Delhi Court grants relief to the Doctor accused of Medical Negligence

The Delhi Court on Thursday quashed the order passed by the Trial Court on 28th October 2021 wherein the city police were asked to register a First Information Report (FIR) against a pediatric surgeon on whom medical negligence allegations were placed for the removal of a minor’s kidney. [Dr YK Sarin vs Ravinder Nath Pandey].

Facts of the case

The Respondent (Ravinder) filed a complaint on 15th April 2015 against the Petitioner and doctors of LNJP Hospital. An FIR was registered under Section 323/325/468 of the India Penal Code by the Station Head Officer. The Respondent stated that his son ‘Shivam’ was born on 20th June 2003 at LNJP Hospital and was diagnosed with a blockage in the urinary bladder. He remained under the treatment by the Petitioner, Dr. Y.K. Sarin from 2004 till 2nd August 2005. According to reports his son’s kidney was found to be normal with partial obstruction. In the year between 2004 and 2005, the scans showed that the son’s left kidney was found to be enlarged and mildly impaired. He further stated that there was no abnormality found in his son’s kidney in the Micturating Cysto Urography test conducted on 4th July 2004 rather the doctor tried to cover up his omissions and mistakes by making additions in the report dated 1st February 2005.

The Respondent’s son had to undergo various procedures and surgeries that adversely affected his health rather than bringing any improvement. Also, the junior doctors treated his son which resulted in continuous problems and endangered his son’s life. The Respondent alleged that the Petitioner on 2nd August 2008 performed a nephrectomy (removal of kidney) on his son though earlier he was informed that the kidney was functioning well and did not need to be removed. When the Respondent asked for an explanation and requested to show him the removed kidney the Petitioner threatened to discharge the child without further treatment and also abused the Respondent.

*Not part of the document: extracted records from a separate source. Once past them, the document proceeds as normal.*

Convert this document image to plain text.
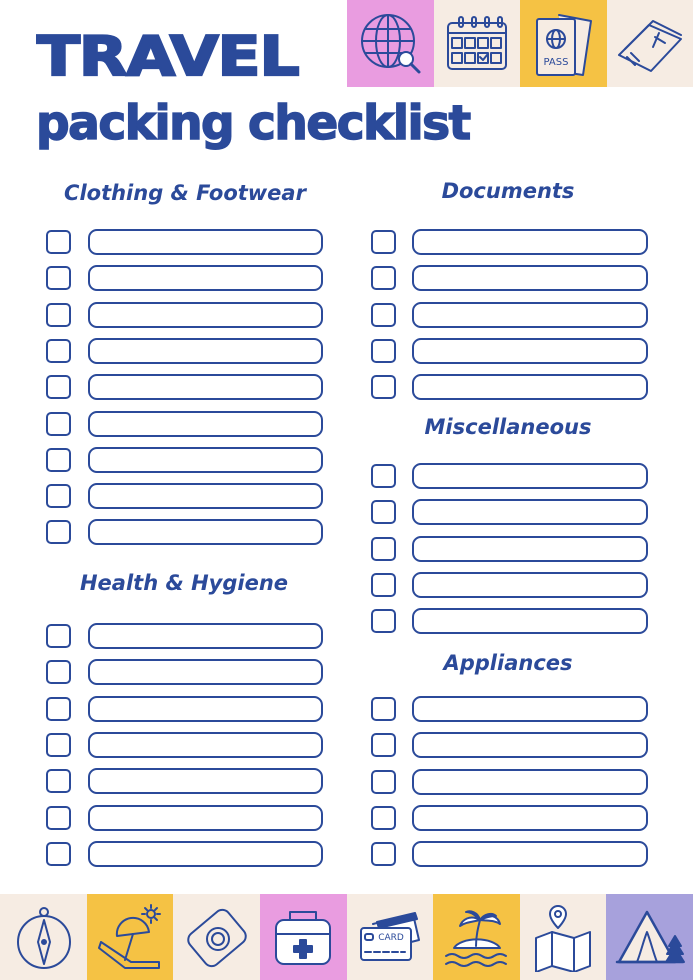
TRAVEL
packing checklist
PASS
CARD
Clothing & Footwear
Health & Hygiene
Documents
Miscellaneous
Appliances
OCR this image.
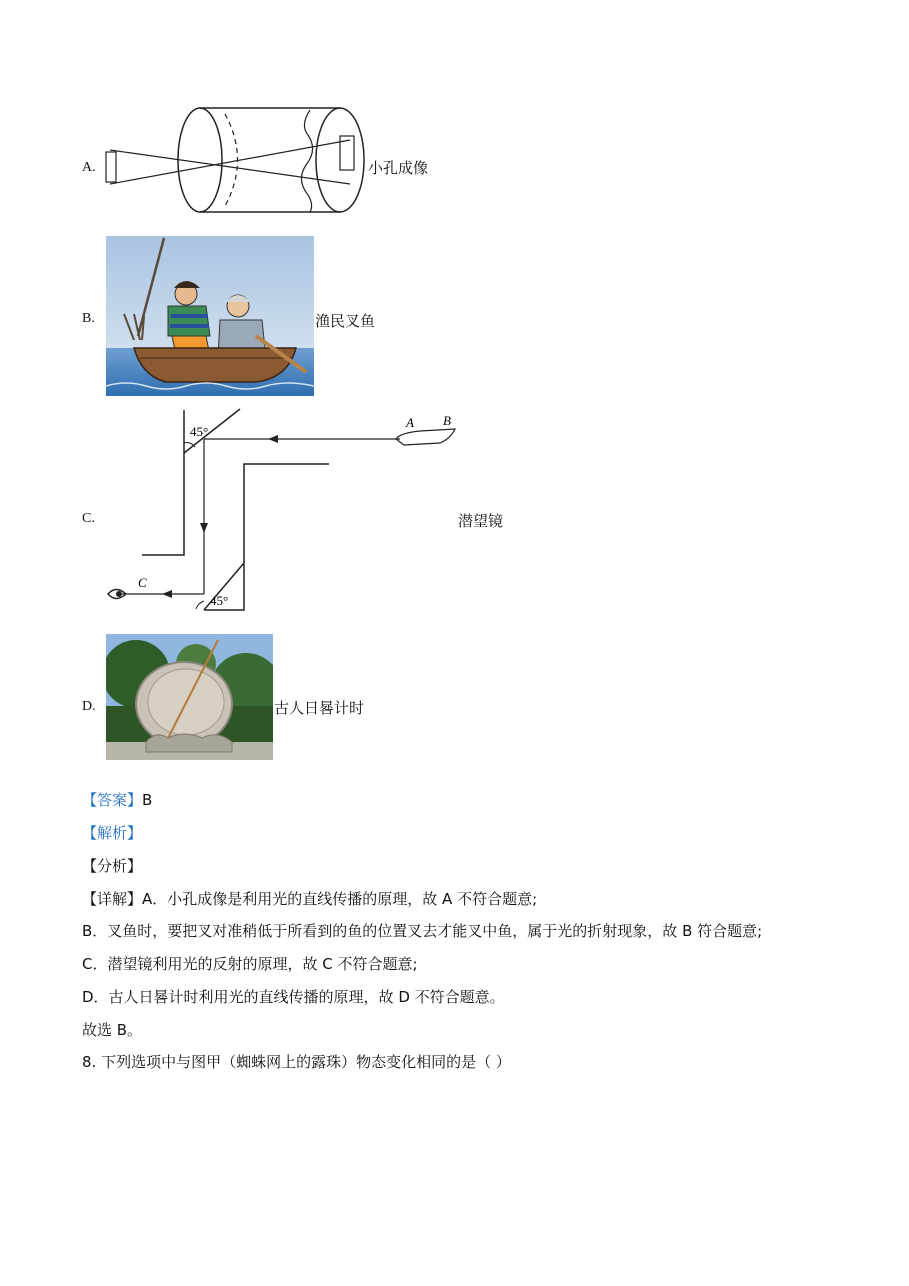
A.	小孔成像
B.	渔民叉鱼
C.
45°
45°
A B
C
潜望镜
D.	古人日晷计时
【答案】B
【解析】
【分析】
【详解】A．小孔成像是利用光的直线传播的原理，故 A 不符合题意;
B．叉鱼时，要把叉对准稍低于所看到的鱼的位置叉去才能叉中鱼，属于光的折射现象，故 B 符合题意;
C．潜望镜利用光的反射的原理，故 C 不符合题意;
D．古人日晷计时利用光的直线传播的原理，故 D 不符合题意。
故选 B。
8. 下列选项中与图甲（蜘蛛网上的露珠）物态变化相同的是（ ）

The Respondent approached the Doctors of AIIMS with his son’s medical papers where they confirmed the negligent acts and omissions committed by the Petitioner and his team of doctors but they refused to give this in writing. He further alleged that the nephrectomy was conducted without seeking his consent and that the Petitioner has fabricated documents to cover up the illegal acts. Also, during this said operation a piece of tube pipe was left inside the body which caused an infection, and the report/sheet of this was concealed from the Respondent stating that it was misplaced. The Respondent claimed that due to the Petitioner’s influence fair inquiries were not conducted by the Delhi Medical Council (DMC) and National Human Rights Commission (NHRC).

Arguments by Petitioner

The Learned Counsel for the Petitioner argued that five independent and separate inquiries were conducted by medical experts into the allegations put forth by the Respondent against the Petitioner. They concluded that there was no negligence found on the part of the said Petitioner rather all the investigations, procedures, and operation conducted on the Respondent’s son was performed as per the protocols prescribed after taking the permission of the Respondent. The Petitioner stated that the kidney removed was not preserved properly by the attending nurses and in this regard, he took action against them. He contended that the Trial Courts order to file an FIR against him on appropriate provisions is impugned and has no legal basis.

Counter Arguments

The Learned Counsel appearing on behalf of the Respondent argued that there is no illegality or error in the Trial court’s order. The Petitioner had not taken the necessary consent before the removal of his son’s left kidney rather he forged the consent form. The circumstance under which the kidney was removed, ill-preserved, and papers/sheets mysteriously misplaced from the hospital are required to be verified by special investigating skills of the Police. He further contended that the inquiry conducted was for the namesake and as per the Trial Court this cannot be taken into account as their domain of work was only limited to the procedural irregularity committed by the medical practitioners. Hence, requesting the Trial Court’s order to be upheld.

Observation by the Judge

The Additional Sessions Court based on its finding concluded that there is no substantiated proof as per the records/inquiries conducted by the medical professionals/ experts. The Ministry of Health and welfare in their inquiry stated that the Petitioner exercised a reasonable degree of commitment in treating such a difficult case of the Respondent’s son. Hence, the Trial Court wrongly observed the purpose of the said inquiry. The Court was of the opinion that the committees have comprehensively analyzed and looked into the allegations regarding the negligence. And regarding the ill preservation of the kidney and the misplacement part of records do not fall within any culpable act. The Trial Court had placed its reliance wrongly hence an FIR cannot be lodged based on unfounded and unsubstantiated assumptions.

The excerpts from the Judgement read out:

There is no justifiable reason to assume that the petitioner committed any offence into the allegations made by the complainant herein. Therefore, there was no occasion for the Ld. Trial Court to direct the registration of FIR against the petitioner herein. Accordingly, the impugned order is not sustainable in the eyes of law and deserves to be set aside.”